International experience in related sectors shows that implementation and monitoring of such complex policies are likely to be knotty and will require fitting regulations. This is important, since a well-crafted regulatory scheme alone can ensure that the policy is attractive to investors while reducing the scope of non-fulfillment of obligations and attendant disputes and differing interpretations during post-hoc evaluation and audit.

For instance, since state governments are expected to be stakeholders in the scheme, it is important to clarify if states are permitted to impose additional obligations of their own on interested investors, either directly or indirectly. Will these additional obligations be factored in while estimating the fulfillment of obligations by a foreign investor? To what extent will subsidies or incentives for infrastructure development, whether from central funds or from dedicated state resources, be factored in for the purposes of discharge and claims? How will reliability and robustness be ensured across-the-board in evaluating the discharge of obligations, with such a number and variety of different stakeholders in the evaluation process? How could perverse competition amongst states, through ambitious inducement or incorrect certification, be mitigated or eliminated?

Further, since the 2011 release of the FDI policy allows investment-in-kind as FDI, it is important to clarify if imports of capital equipment will be excluded from claims of back-end infrastructure investment so as to avoid double-counting? Just how ?back? is back-end required to be? How will promises made by investors be enforced when the permission for FDI would be required by them ab initio, much before the long-term discharge of obligations of back-end investments in infrastructure? How will WTO-compatibility be ensured?

The answers to many of these issues could interestingly be found in countertrade obligations routinely imposed on strategic public procurement. Almost 130 countries around the globe have ?counter-trade? or ?industrial cooperation? regulations (sometimes also referred to as ?offsets?) that apply to high-value public procurements. These obligations usually take the form of minimum export requirements imposed on foreign vendors supplying high-tech equipment, where credit is given for value-added manufacturing undertaken on supplier initiatives in the buying country. However, only a handful of such countries could translate their counter-trade policies into actual fostering of indigenous high-tech manufacturing, and the benefits have resulted from well-crafted counter-trade regulations.

While imposition of requirements related to local content, trade-balancing, and restrictions on foreign exchange and exports are prohibited under TRIMs, it is worthwhile to note that disciplines of the TRIMs Agreement focus on discriminatory treatment of imported and exported products, and do not govern the issue of entry and treatment of foreign investment.

Alternatively, if aspects like mandatory minimum sourcing from MSMEs appear problematic for imposition from a ?National Treatment? perspective, an aggressive policy option could be making such sourcing mandatory even for domestic companies of similar size, scale and operations.

In order to be effective, the policy may need to lay down the specific activities eligible for discharge of obligations, the manner of their evaluation and the time-frame(s) for their discharge, including extensions, penalties and corrective action.

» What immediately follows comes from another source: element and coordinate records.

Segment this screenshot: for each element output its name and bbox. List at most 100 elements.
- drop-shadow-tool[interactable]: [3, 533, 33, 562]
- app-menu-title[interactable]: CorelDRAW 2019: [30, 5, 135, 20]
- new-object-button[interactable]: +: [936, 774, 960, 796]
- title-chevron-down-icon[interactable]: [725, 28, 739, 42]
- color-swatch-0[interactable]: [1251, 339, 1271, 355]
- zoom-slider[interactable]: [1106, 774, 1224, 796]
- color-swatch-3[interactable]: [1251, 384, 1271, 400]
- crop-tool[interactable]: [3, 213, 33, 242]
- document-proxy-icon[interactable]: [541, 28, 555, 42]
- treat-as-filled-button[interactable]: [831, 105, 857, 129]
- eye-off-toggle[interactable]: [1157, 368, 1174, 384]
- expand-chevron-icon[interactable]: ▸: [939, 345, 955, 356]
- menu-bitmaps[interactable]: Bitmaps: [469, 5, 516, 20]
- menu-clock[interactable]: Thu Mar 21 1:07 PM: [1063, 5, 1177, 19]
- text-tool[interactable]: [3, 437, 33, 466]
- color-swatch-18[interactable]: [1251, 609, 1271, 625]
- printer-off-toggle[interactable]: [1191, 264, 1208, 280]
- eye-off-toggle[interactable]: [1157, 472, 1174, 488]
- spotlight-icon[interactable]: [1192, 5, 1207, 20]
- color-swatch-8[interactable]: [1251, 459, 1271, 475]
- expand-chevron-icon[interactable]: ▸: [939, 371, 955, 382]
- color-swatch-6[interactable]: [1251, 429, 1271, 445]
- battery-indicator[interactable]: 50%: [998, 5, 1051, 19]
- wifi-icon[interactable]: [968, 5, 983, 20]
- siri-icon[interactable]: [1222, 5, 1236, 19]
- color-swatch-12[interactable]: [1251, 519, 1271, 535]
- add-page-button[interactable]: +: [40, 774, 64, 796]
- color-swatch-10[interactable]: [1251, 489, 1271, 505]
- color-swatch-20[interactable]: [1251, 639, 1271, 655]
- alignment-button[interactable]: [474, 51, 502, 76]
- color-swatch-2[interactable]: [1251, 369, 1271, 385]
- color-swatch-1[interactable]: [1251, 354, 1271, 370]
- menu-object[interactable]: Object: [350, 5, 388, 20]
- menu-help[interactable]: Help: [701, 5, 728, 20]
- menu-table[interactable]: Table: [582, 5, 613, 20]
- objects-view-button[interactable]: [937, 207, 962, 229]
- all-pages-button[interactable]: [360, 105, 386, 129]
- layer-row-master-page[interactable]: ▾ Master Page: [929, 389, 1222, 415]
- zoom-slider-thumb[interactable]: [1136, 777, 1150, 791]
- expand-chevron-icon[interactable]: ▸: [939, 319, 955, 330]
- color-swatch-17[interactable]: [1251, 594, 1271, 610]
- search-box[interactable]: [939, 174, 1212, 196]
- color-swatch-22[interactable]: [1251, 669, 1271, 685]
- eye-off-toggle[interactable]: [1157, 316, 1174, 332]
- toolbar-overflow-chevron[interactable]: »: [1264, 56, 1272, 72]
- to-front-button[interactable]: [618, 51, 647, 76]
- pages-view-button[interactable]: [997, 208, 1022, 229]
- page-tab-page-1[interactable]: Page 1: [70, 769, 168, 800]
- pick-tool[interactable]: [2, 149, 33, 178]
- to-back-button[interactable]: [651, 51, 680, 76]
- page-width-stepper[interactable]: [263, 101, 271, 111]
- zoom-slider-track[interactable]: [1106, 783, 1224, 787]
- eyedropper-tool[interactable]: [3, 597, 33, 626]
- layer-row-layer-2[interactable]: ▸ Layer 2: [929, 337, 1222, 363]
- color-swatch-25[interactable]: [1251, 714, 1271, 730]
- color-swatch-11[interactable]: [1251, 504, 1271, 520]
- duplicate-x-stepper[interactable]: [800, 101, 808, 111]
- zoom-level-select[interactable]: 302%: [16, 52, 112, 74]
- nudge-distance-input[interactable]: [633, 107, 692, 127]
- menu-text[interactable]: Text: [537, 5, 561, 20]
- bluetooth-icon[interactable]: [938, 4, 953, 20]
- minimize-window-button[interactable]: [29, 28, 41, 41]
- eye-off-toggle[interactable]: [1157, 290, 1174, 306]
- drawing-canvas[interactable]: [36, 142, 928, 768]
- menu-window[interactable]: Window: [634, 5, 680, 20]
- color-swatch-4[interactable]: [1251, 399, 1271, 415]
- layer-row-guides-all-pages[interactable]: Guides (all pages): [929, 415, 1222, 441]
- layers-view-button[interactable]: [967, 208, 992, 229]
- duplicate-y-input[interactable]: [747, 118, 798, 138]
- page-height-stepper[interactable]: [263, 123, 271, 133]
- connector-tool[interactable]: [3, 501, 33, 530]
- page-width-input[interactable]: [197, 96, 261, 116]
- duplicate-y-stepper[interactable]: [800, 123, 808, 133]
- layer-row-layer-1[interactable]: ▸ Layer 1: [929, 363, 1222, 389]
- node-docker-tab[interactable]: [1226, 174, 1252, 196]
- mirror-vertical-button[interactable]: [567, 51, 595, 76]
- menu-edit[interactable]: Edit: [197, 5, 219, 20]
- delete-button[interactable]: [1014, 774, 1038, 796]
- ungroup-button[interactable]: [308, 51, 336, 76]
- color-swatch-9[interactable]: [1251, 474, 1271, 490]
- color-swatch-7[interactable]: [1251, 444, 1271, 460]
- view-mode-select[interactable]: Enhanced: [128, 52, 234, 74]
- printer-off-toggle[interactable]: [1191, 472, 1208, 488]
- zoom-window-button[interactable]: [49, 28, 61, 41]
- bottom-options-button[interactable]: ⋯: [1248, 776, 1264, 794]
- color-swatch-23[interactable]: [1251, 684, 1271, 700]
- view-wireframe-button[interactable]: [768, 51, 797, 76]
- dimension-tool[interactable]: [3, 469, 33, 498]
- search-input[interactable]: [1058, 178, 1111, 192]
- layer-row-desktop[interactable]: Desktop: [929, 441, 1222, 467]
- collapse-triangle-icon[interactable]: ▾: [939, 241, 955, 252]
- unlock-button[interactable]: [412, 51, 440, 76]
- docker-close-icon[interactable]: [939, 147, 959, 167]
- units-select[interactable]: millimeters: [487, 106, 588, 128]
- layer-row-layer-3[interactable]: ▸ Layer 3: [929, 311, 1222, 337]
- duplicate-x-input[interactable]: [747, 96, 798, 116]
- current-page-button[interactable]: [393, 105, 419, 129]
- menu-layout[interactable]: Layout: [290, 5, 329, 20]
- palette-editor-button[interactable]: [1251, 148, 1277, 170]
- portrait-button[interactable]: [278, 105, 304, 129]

It may also be important to lay down rules for avoiding duplication of benefits, since technical infrastructure in terms of imported capital goods could be claimed both as FDI and as fulfillment of investor obligations. A value-addition check, in terms of removing components of imported products and services, including royalty payments, may be useful here, as is already the norm with counter-trade contracts.

A collateral aspect is whether the investor will be required to directly discharge the counter-obligations, or whether s/he could claim eligibility for third-party discharge. The international best practice in the case of counter-trade contracts is to disallow third-party transactions, in order that causal relationships are established, and in order that the foreign vendor does not resort to trading of obligations but takes up local activities specifically in exchange of the benefits obtained.

The regulatory construction in imposing counter-obligations on FDI in multi-brand retail will thus be an interesting policy space to watch for; and it should hold important lessons for lateral application in many other spheres of government activity, wherever such mandates need routine imposition and effective monitoring and implementation.